Ya estamos con los catetos que al ver venir el tren de frente se engorilan: “¡Chufla, chufla, que como no te apartes tú…!”. O adaptado a hechos recientes: “En la iniciativa Gure Esku Dago solo participaron 150.000 personas sobre una población de dos millones”. Vamos, lo que vendría a ser cuatro gatos, según el teorema pardo de las mayorías silenciosas, medidas y autoatribuidas a beneficio de obra.

Señalemos, de entrada, que no hay peor ceguera que la voluntaria, y preguntemos inmediatamente después qué movilización de la contraparte ha cosechado una concurrencia similar. ¿Habría un par de narices a convocar una cadena humana, un flahmob o la folclorada que les pete a favor de la unidad indisoluble de España? Este humilde plumilla aceptaría la comparativa, incluso sabiendo que dos de cada tres que se citaran a un evento así serían carretados desde un poco más abajo de Pancorbo.

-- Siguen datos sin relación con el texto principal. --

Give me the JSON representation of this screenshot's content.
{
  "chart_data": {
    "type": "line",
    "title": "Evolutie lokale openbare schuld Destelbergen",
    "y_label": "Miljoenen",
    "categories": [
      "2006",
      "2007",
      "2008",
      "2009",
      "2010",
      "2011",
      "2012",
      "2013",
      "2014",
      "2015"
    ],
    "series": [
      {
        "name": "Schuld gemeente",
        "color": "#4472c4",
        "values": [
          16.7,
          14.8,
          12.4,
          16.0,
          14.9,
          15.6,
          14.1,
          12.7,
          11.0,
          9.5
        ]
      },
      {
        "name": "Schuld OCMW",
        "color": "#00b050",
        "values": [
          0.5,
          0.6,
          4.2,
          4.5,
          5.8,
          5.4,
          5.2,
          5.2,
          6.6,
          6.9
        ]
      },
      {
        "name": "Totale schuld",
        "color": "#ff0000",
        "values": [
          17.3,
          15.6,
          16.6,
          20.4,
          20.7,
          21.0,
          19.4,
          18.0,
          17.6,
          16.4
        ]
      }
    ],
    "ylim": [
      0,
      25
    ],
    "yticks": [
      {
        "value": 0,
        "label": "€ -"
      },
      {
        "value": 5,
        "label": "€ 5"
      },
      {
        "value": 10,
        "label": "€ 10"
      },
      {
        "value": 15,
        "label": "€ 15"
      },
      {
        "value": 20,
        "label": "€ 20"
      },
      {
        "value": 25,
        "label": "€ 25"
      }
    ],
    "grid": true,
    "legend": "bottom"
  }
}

Pongan fecha, y a la espera, si creen que los votos del populacho son la expresión de algo, hagamos dos montones. A un lado, los de las formaciones que apoyan el derecho a decidir; al otro, las siglas que dicen que ni hablar del peluquín. Escojan entre cualquiera de las elecciones desde que volvió a estar completo el abanico de opciones. O mejor, tomemos todas en orden cronológico. Qué fenómeno tan curioso, ¿eh? La diferencia entre los del sí y los del no se va agrandando de votación a votación.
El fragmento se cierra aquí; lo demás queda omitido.